Le
Front national
En
1972, deux mouvements d’extrême droite, Ordre Nouveau et le
Parti des forces nouvelles constituent un parti politique, le Front
national pour participer aux élections législatives
de 1973. La présidence est confiée à Jean-Marie
Le Pen. Le FN se construit sur le modèle du MSI de Giorgio
Almirante, un parti néo fasciste ouvertement mussolinien. Le
FN reste groupusculaire, en concurrence avec d’autres mouvements qui
déclinent rapidement. En 1983, lors d’une municipale partielle
à Dreux, le numéro deux du FN, Jean-Pierre Stirbois
parvient à se faire élire grâce au soutien de
la droite. Dès lors, sur fond de crise, la percée électorale
du FN se précise au point qu’il peut atteindre plus d’une trentaine
de députés aux élections de 1986. Le parti de
Le Pen, par ses succès électoraux, le charisme de son
chef et sa capacité à capter à la fois les votes
protestataires, à donner un espace d’expression aux idées
racistes devient durablement installé dans la vie politique
française. En 1995, Le Pen recueille près de 15 % des
suffrages à la présidentielle et quatre villes tombent
aux mains du FN, dont Toulon. En 1998, l’extrême droite est
si bien implantée localement que dans quatre régions
(Rhône-Alpes, Picardie, Bourgogne et Languedoc-Roussillon),
la droite n’hésite pas à faire alliance avec elle pour
en garder ou en gagner la présidence. Au point que les autres
formations politiques se déterminent parfois par rapport à
lui notamment sur le fond. C’est ce qu’on va appeler la lepénisation
des esprits.
La
lepénisation des esprits
Le
Pen parvient à fédérer durablement autour de
lui toutes les traditions de l’extrême droite française.

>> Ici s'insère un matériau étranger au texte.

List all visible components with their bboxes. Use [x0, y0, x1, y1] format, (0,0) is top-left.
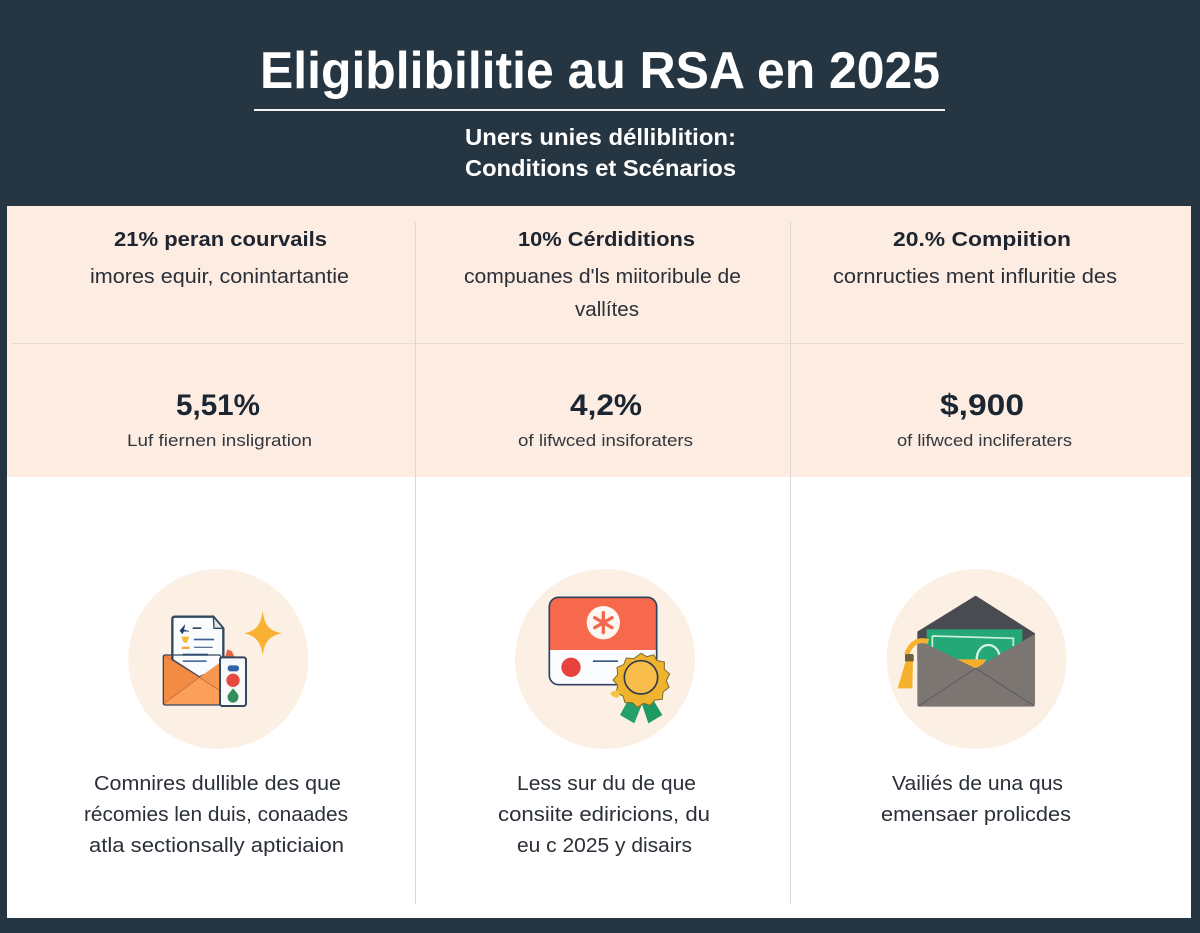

Et la porosité avec la droite est si forte que la base des
partis traditionnels n’est pas si intransigeante avec le FN que leurs
responsables politiques. Le Pen alterne entre "dérapages verbaux"
et victimisation. Le socle idéologique du FN se structure avec
la contribution de brillants théoriciens comme Mégret,
Blot et Le Gallou. Ce dernier invente le concept de "préférence
nationale" dans lequel il va justifier toute l’idéologie lepéniste
basée sur la discrimination systématique des immigrés,
l’inégalité des races, le corporatisme, l’inégalité
entre les femmes et les hommes, la fermeture des frontières,
etc…
Mais
il y a un débat interne sur la stratégie. Si Le Pen,
fidèle à la tradition de la droite révolutionnaire
"attend son heure", voulant prendre seul le pouvoir, Mégret
s’approprie une pensée gramscienne mal digérée.
Il veut conquérir le pouvoir culturel (dominer les référents
de la pensée) pour conquérir le pouvoir politique. Par
ailleurs, si Le Pen surfe opportunément sur le "ni droite ni
gauche", Mégret, lui, a choisi son camp et il est de droite.
Il veut conquérir le pouvoir en s’alliant avec la droite. L’avènement
du premier gouvernement d’Alliance nationale de Berlusconi en 1994
avec le soutien l’extrême droite. Ces deux stratégies
s’opposent et provoquent une scission au début de l’année
1999 entraînant déclin relatif du FN. Mais si sa dynamique
s’est brisée, le FN reste, dans les représentations,
le parti de la peur, du repli sur soi et de la discrimination. C’est
ainsi que, excités par les discours de la droite sur l’insécurité,
perplexes quant à l’avenir, beaucoup de Français ont
porté Le Pen en deuxième position lors de l’élection
présidentielle le 21 avril.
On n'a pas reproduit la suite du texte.